Sobre las ruinas de nuestras ciudades levantaron sus monumentos y desde ellos nos adoctrinaron para que sirvamos a otra esfinge, debiendo tributarles con metal dorado para que nos mantuvieran vivos en el yugo de nuestras miserias.
Perdimos la memoria de lo que eramos reemplazándola por constantes sufrimientos, tan solo la calzada de piedra conservaba algo de los recuerdos de la época en la que le rendíamos culto a la Madre Tierra.
Pero una noche el nuevo gobernador fue degollado, sus hombres buscaron en vano hasta el amanecer. Allí se les reveló que un campesino había visto al posible perpetrador dirigirse hacia la casa de la víctima y luego huir de regreso a la selva.
Las huellas los llevaron hacia los restos de las afueras de la vieja ciudad, allí se alzaba el templo del Dios Murciélago.

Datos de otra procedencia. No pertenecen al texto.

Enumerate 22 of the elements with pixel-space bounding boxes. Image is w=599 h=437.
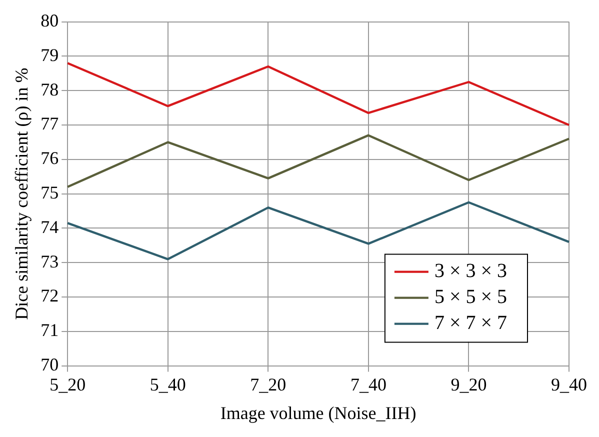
y-tick-label: 79: [40, 44, 59, 65]
y-tick-label: 75: [40, 182, 59, 203]
x-tick-label: 5_40: [150, 374, 186, 394]
x-tick-label: 7_40: [350, 374, 386, 394]
y-tick-label: 72: [40, 286, 59, 306]
y-tick-label: 76: [40, 148, 59, 168]
y-tick-label: 73: [40, 251, 59, 272]
y-tick-label: 77: [40, 114, 59, 134]
y-tick-label: 80: [40, 10, 59, 31]
y-tick-label: 74: [40, 216, 59, 237]
y-tick-label: 70: [40, 354, 59, 375]
x-tick-label: 5_20: [50, 374, 86, 394]
legend-label: 3 × 3 × 3: [434, 260, 508, 282]
x-tick-label: 7_20: [250, 374, 286, 394]
legend-label: 7 × 7 × 7: [434, 312, 508, 334]
x-axis-title: Image volume (Noise_IIH): [220, 402, 416, 423]
y-tick-label: 78: [40, 79, 59, 100]
y-tick-label: 71: [40, 320, 59, 340]
legend-label: 5 × 5 × 5: [434, 286, 508, 308]
x-tick-label: 9_20: [450, 374, 487, 394]
y-axis-title: Dice similarity coefficient (ρ) in %: [12, 68, 32, 320]
x-tick-label: 9_40: [551, 374, 587, 394]
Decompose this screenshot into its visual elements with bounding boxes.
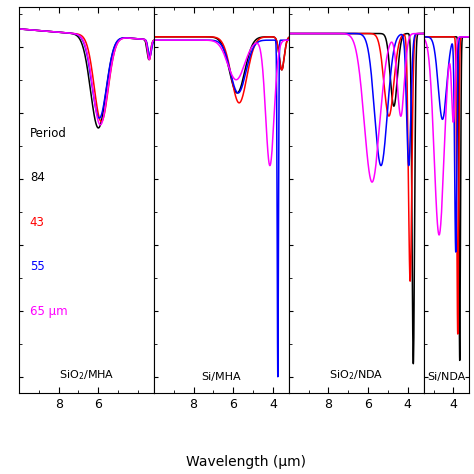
Text: Si/MHA: Si/MHA (201, 372, 241, 382)
Text: 43: 43 (30, 216, 45, 229)
Text: SiO$_2$/MHA: SiO$_2$/MHA (59, 368, 114, 382)
Text: SiO$_2$/NDA: SiO$_2$/NDA (329, 368, 383, 382)
Text: Period: Period (30, 127, 67, 140)
Text: 65 μm: 65 μm (30, 305, 67, 318)
Text: 84: 84 (30, 171, 45, 184)
Text: Wavelength (μm): Wavelength (μm) (186, 455, 307, 469)
Text: Si/NDA: Si/NDA (428, 372, 465, 382)
Text: 55: 55 (30, 260, 45, 273)
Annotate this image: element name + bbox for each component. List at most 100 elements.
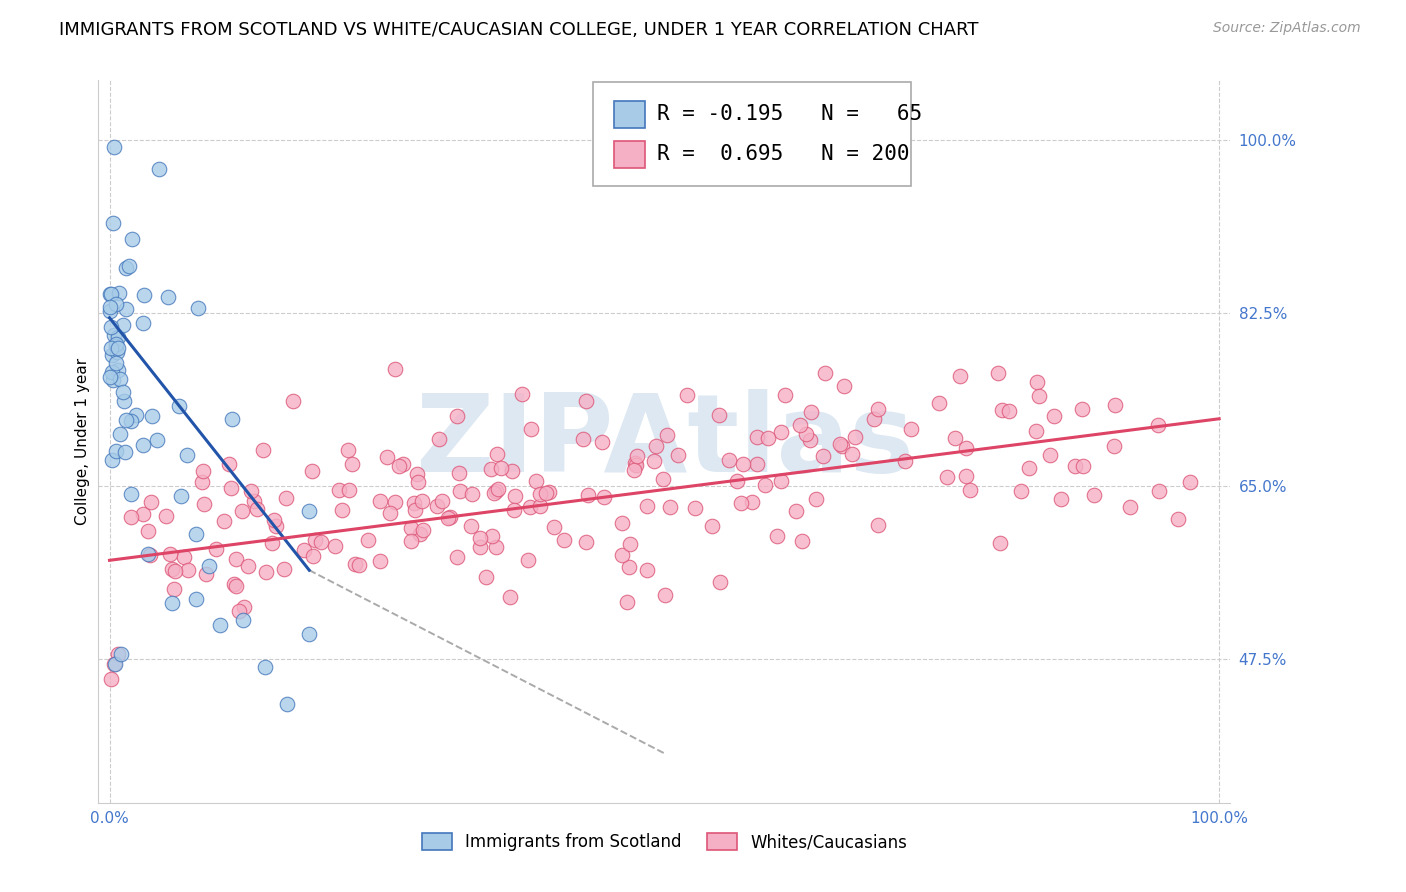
Point xyxy=(745,457,768,471)
Point xyxy=(446,550,468,565)
Point xyxy=(399,521,422,535)
Point xyxy=(624,458,647,473)
Point xyxy=(575,534,598,549)
Point xyxy=(862,411,884,425)
Point xyxy=(231,503,253,517)
Point xyxy=(460,518,482,533)
Point xyxy=(643,454,665,468)
Point xyxy=(173,550,195,565)
Point xyxy=(177,563,200,577)
Point xyxy=(718,453,741,467)
Point xyxy=(412,523,434,537)
Point xyxy=(789,417,811,432)
Point xyxy=(804,492,827,507)
Point xyxy=(100,365,122,379)
Point xyxy=(384,362,406,376)
Point xyxy=(844,430,866,444)
Point xyxy=(233,600,256,615)
Point xyxy=(709,575,731,590)
Point xyxy=(503,489,526,503)
Point xyxy=(831,439,853,453)
Point xyxy=(120,414,142,428)
Point xyxy=(107,648,129,662)
Point xyxy=(132,316,155,330)
Point xyxy=(636,563,658,577)
Point xyxy=(499,590,522,604)
Point xyxy=(105,337,128,351)
Point xyxy=(1049,491,1071,506)
Point xyxy=(134,288,156,302)
Point xyxy=(841,447,863,461)
Point xyxy=(959,483,981,497)
Point xyxy=(623,462,645,476)
Point xyxy=(868,401,890,416)
Point xyxy=(107,330,129,344)
Point xyxy=(427,432,450,446)
Point xyxy=(330,503,353,517)
Point xyxy=(107,363,129,377)
Point xyxy=(537,485,560,500)
Point xyxy=(756,431,779,445)
Point xyxy=(115,413,138,427)
Point xyxy=(725,474,748,488)
Point xyxy=(519,422,541,436)
Point xyxy=(1149,483,1171,498)
Point xyxy=(108,426,131,441)
Point xyxy=(773,388,796,402)
Point xyxy=(105,344,128,359)
Point xyxy=(529,487,551,501)
Point xyxy=(536,486,558,500)
Point xyxy=(148,162,170,177)
Point xyxy=(205,541,228,556)
Point xyxy=(252,442,274,457)
Point xyxy=(949,368,972,383)
Point xyxy=(468,531,491,545)
Point xyxy=(1102,440,1125,454)
Point xyxy=(165,564,187,578)
Point xyxy=(1104,398,1126,412)
Point xyxy=(1118,500,1140,514)
Point xyxy=(668,448,690,462)
Point xyxy=(186,527,208,541)
Point xyxy=(212,514,235,528)
Point xyxy=(337,483,360,497)
Point xyxy=(741,494,763,508)
Point xyxy=(1178,475,1201,489)
Point xyxy=(998,404,1021,418)
Point xyxy=(103,216,125,230)
Point xyxy=(218,457,240,471)
Point xyxy=(98,304,121,318)
Point xyxy=(486,482,509,496)
Point xyxy=(991,403,1014,417)
Point xyxy=(104,657,127,672)
Point xyxy=(328,483,350,498)
Point xyxy=(1026,375,1049,389)
Point xyxy=(298,626,321,640)
Point xyxy=(136,524,159,538)
Point xyxy=(655,428,678,442)
Point xyxy=(136,547,159,561)
Point xyxy=(449,467,471,481)
Point xyxy=(501,464,523,478)
Point xyxy=(103,140,125,154)
Point xyxy=(105,355,128,369)
Point xyxy=(145,433,167,447)
Point xyxy=(406,475,429,489)
Point xyxy=(100,287,122,301)
Point xyxy=(489,461,512,475)
Point xyxy=(139,548,162,562)
Point xyxy=(224,576,246,591)
Point xyxy=(460,486,482,500)
Point xyxy=(900,421,922,435)
Point xyxy=(792,533,814,548)
Point xyxy=(402,496,425,510)
Point xyxy=(610,516,633,530)
Point xyxy=(645,439,668,453)
Text: R =  0.695   N = 200: R = 0.695 N = 200 xyxy=(657,145,910,164)
Point xyxy=(112,385,135,400)
Point xyxy=(253,660,276,674)
Point xyxy=(626,449,648,463)
Point xyxy=(832,379,855,393)
Point xyxy=(785,504,807,518)
Text: IMMIGRANTS FROM SCOTLAND VS WHITE/CAUCASIAN COLLEGE, UNDER 1 YEAR CORRELATION CH: IMMIGRANTS FROM SCOTLAND VS WHITE/CAUCAS… xyxy=(59,21,979,39)
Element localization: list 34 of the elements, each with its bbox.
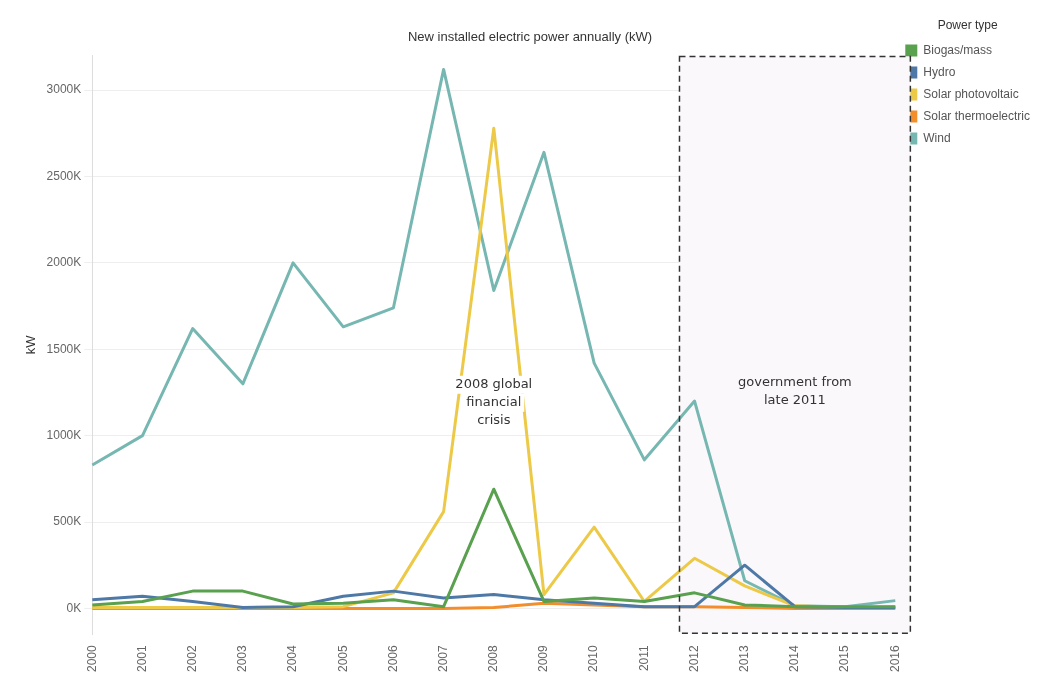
legend-label: Wind [923, 130, 951, 145]
x-tick-label: 2005 [335, 644, 350, 673]
legend-label: Biogas/mass [923, 42, 992, 57]
chart-title: New installed electric power annually (kW) [407, 29, 653, 45]
legend-label: Solar thermoelectric [923, 108, 1031, 123]
legend-label: Hydro [923, 64, 956, 79]
x-tick-label: 2007 [435, 644, 450, 673]
y-axis-title: kW [23, 334, 39, 355]
x-tick-label: 2013 [737, 644, 752, 673]
x-tick-label: 2009 [536, 644, 551, 673]
x-tick-label: 2004 [285, 644, 300, 673]
y-tick-label: 0K [66, 600, 82, 615]
x-tick-label: 2011 [636, 644, 651, 672]
x-tick-label: 2002 [184, 644, 199, 673]
x-tick-label: 2016 [887, 644, 902, 673]
y-tick-label: 1500K [46, 341, 82, 356]
legend-label: Solar photovoltaic [923, 86, 1019, 101]
y-tick-label: 2500K [46, 168, 82, 183]
x-tick-label: 2003 [235, 644, 250, 673]
x-tick-label: 2008 [486, 644, 501, 673]
y-tick-label: 3000K [46, 82, 82, 97]
x-tick-label: 2014 [787, 644, 802, 673]
band-label: government from late 2011 [738, 373, 852, 407]
y-tick-label: 2000K [46, 255, 82, 270]
x-tick-label: 2012 [686, 644, 701, 673]
y-tick-label: 1000K [46, 427, 82, 442]
x-tick-label: 2001 [134, 644, 149, 673]
annotation: 2008 global financial crisis [455, 376, 533, 428]
x-tick-label: 2000 [84, 644, 99, 673]
x-tick-label: 2006 [385, 644, 400, 673]
x-tick-label: 2010 [586, 644, 601, 673]
legend-title: Power type [937, 18, 998, 33]
x-tick-label: 2015 [837, 644, 852, 673]
y-tick-label: 500K [53, 514, 82, 529]
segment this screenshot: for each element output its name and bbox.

Ninguno de ellos volvió con vida, cada vez que algún invasor se acercaba demasiado a ese lugar corría la misma suerte.
Cada vez que la injusticia se tornaba imposible de soportar, aparecían los cuerpos mutilados de quienes eran un mal enquistado en esta tierra. O simplemente desaparecían en el fondo de un cenote.
El Camazote se ocupaba de todos ellos.
Si Bruno Diáz fuera latino, sería el Camazote.